The first three tracks somewhat merged together, all twinkly, poor-man’s Laura Marling acoustica. I felt soothed, yes, but less in an In Rainbows way, and more like falling asleep with QVC on in the background.

About 1.45, my interest was rekindled by Wounded Knee and Bigg Taj’s contribution, a live recording which is all witchy beatboxing and looping a capella vocals. To be honest, I felt a bit unnerved, having been lulled into a false sense of security by the previous tracks, and jumped when it started. (I used to listen to Harry Potter audiobooks, fall asleep with them on, and jolt awake when the Dementors would appear and Stephen Fry’s voice would turn all echoey and scary. A similar experience.) On the plus side, this is something that I would cheerfully play at another time of day and out of the Scottish/night-time context.

With compilation curator Cora Bissett, we were back to strummy acoustic stuff – but better. With Cora sounding like a female Simon Neil, ‘If You Dance With The Devil’ is proper singer-songwriter storytelling, carried by rhythmic strumming and picking. Reminiscent of feisty Celtic warrior-queens.

Soon after, Euguene Kelly arrived, taking another side of Scottish culture altogether as inspiration. ‘Chips And Cheese’ is exactly the kind of connotation that 2am holds for me. Like a long lost Belle & Sebastian track and sporting a very very strong Scottish accent, this is probably the album’s representation of Glasgow; “Ah’ve ripped my dress and scrapped mah knee, now all ah want’s some chips and cheese” – the voice of a generation. I had another shortbread in celebration.

Like an early Disney soundtrack to a scene where the kids are falling asleep after their adventures, Laura Lewis and the Teadance Orchestra’s contribution is all soaring strings and backing ooh-ing. Segueing into ‘Conquering Animal Sound’ from Ultimate Heat Death of the Universe was rather stressful, suddenly everything was all feedback and clashing sounds. Thoroughly hipster-friendly, but totally out of kilter with the rest of the record.

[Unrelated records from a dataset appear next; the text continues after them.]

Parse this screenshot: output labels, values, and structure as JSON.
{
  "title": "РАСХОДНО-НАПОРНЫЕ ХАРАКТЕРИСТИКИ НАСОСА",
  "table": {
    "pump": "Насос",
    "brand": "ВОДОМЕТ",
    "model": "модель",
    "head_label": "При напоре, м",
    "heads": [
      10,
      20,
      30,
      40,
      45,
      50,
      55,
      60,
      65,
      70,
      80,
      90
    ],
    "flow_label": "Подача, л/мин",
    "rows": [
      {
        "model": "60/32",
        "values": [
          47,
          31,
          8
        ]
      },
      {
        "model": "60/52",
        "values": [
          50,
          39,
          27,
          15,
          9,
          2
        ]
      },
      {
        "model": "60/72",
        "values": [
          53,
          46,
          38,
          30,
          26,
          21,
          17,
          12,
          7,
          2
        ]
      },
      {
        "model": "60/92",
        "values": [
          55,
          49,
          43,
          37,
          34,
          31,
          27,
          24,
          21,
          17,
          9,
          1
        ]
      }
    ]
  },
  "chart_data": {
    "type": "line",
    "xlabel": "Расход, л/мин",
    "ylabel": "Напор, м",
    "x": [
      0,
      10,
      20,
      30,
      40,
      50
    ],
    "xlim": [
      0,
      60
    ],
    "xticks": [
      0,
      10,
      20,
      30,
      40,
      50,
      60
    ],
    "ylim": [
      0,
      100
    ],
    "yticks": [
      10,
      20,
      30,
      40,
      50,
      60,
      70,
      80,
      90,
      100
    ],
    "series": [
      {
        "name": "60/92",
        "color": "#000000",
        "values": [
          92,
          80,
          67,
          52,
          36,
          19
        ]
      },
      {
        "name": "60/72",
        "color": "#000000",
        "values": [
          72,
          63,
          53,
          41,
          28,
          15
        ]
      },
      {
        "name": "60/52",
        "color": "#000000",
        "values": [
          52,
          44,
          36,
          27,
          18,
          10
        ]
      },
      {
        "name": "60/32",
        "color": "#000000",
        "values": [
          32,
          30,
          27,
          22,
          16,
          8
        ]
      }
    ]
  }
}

At about 2.20am, Errors’ minimal track 'Embassy Approach' chipped in, with a chiming, looped psychedelic riff, effects laden guitars and monastic backing chants. In terms of the rest of the project and the album, I think this was the highlight, capturing the ongoing atmosphere whilst managing to avoid being middle of the road acoustica. Mogwai influences were audible, and it’s a direction that the curators would have done well to pursue further.

‘Lonely Taxi, 2am’, from Rachel Sermanni brought smoky vocals and slightly tense, edgy guitar; this sounds like a subdued Norah Jones singing Alex Turner observational-beauty lyrics. Along with ‘Chips and Cheese’, this demonstrated that the calmer acoustic tracks didn’t have to be dull.

Things are brought to a close by a sleepy instrumental from Talkingmakesnosense, and then more Withered Hand with ‘Saint Elmo’, on which he sounds a bit like Bright Eyes. Suitably miserable and melodic, I felt melancholic and tired by this point. It was over.

But for the odd exception, this album is soothing and calming. Indeed, if you were having a more chemically-influenced midnight-4am than I was, it’s the kind of thing that would make you feel as if your brain was dripping out your ears. It’s mostly pleasantly lullaby-ish, and it though occasionally risks being rather middle-of-the-road, there are enough interesting tracks to carry it through. I don’t recommend listening to it all in one go, but I suppose that’s what compilations are for. Overall, it’s a bit like those inexplicably soothing AMSR YouTube videos, weirdly calming but not something you’re likely to share with your friends.